The Catholic Church in Portugal and a Portuguese NGO have aided Sister Catarina immensely by providing her with resources and enough financial support to stay afloat, but there is a lot to be done to keep her project up. Sister Catarina always welcomes me when I stop by to play with the kids or bring visitors to meet them, but I have the easy job. I show up when I have time and stay for a few hours and play with the kids, but then get to go home and do things for myself. I could not help but thinking about all the traveling I have done in the past two months, and how if I had made it my life calling to do something like Sister Catarina, vacation would be nearly impossible. Sister Catarina has those children depending on her every weekday all year long—talk about exhausting!

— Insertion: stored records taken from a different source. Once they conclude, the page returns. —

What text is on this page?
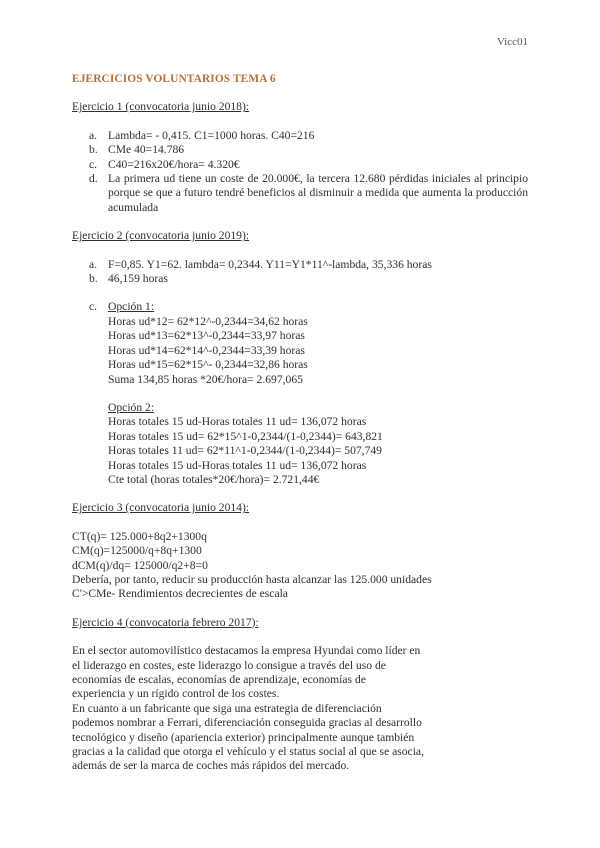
Vicc01
EJERCICIOS VOLUNTARIOS TEMA 6
Ejercicio 1 (convocatoria junio 2018):
a. Lambda= - 0,415. C1=1000 horas. C40=216
b. CMe 40=14.786
c. C40=216x20€/hora= 4.320€
d. La primera ud tiene un coste de 20.000€, la tercera 12.680 pérdidas iniciales al principio porque se que a futuro tendré beneficios al disminuir a medida que aumenta la producción acumulada
Ejercicio 2 (convocatoria junio 2019):
a. F=0,85. Y1=62. lambda= 0,2344. Y11=Y1*11^-lambda, 35,336 horas
b. 46,159 horas
c. Opción 1:

Horas ud*12= 62*12^-0,2344=34,62 horas

Horas ud*13=62*13^-0,2344=33,97 horas

Horas ud*14=62*14^-0,2344=33,39 horas

Horas ud*15=62*15^- 0,2344=32,86 horas

Suma 134,85 horas *20€/hora= 2.697,065

Opción 2:

Horas totales 15 ud-Horas totales 11 ud= 136,072 horas

Horas totales 15 ud= 62*15^1-0,2344/(1-0,2344)= 643,821

Horas totales 11 ud= 62*11^1-0,2344/(1-0,2344)= 507,749

Horas totales 15 ud-Horas totales 11 ud= 136,072 horas

Cte total (horas totales*20€/hora)= 2.721,44€

Ejercicio 3 (convocatoria junio 2014):

CT(q)= 125.000+8q2+1300q

CM(q)=125000/q+8q+1300

dCM(q)/dq= 125000/q2+8=0

Debería, por tanto, reducir su producción hasta alcanzar las 125.000 unidades

C'>CMe- Rendimientos decrecientes de escala

Ejercicio 4 (convocatoria febrero 2017):

En el sector automovilístico destacamos la empresa Hyundai como líder en

el liderazgo en costes, este liderazgo lo consigue a través del uso de

economías de escalas, economías de aprendizaje, economías de

experiencia y un rígido control de los costes.

En cuanto a un fabricante que siga una estrategia de diferenciación

podemos nombrar a Ferrari, diferenciación conseguida gracias al desarrollo

tecnológico y diseño (apariencia exterior) principalmente aunque también

gracias a la calidad que otorga el vehículo y el status social al que se asocia,

además de ser la marca de coches más rápidos del mercado.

The last few times that I have gone to the pre-school, I have checked out children’s books from our recently opened library to read to the kids. As soon as I open up the first book, the children go crazy repeating all the words from the picture books. They are hungry to learn, which is so encouraging to see! I think developing a reading culture is so important, but also recognize it is such a luxury. I think back to my childhood when my parents read me 4 books each night before bed. My grandparents used to send them as gifts all the time recognizing how important they were. I was so lucky to have two parents that had time to read to me and a family with the money to buy books. Reading opens so many fountains of knowledge and gives the possibility for us to educate ourselves and learn about anything and everything! Although reading to a few kids is just a small contribution, I still feel like it is one way I can give back while I am here. I can advocate the advantages of reading to all my Mozambican friends and form a habit of bringing books so that the children and teachers at the pre-school might see how beneficial they can be. My hope is that one day the kids grow up literate and that Sister Catarina continues to meet success and improve upon her pre-school project. Because of putting her dream into action through hard work and continued dedication, 30 children have better lives in this community!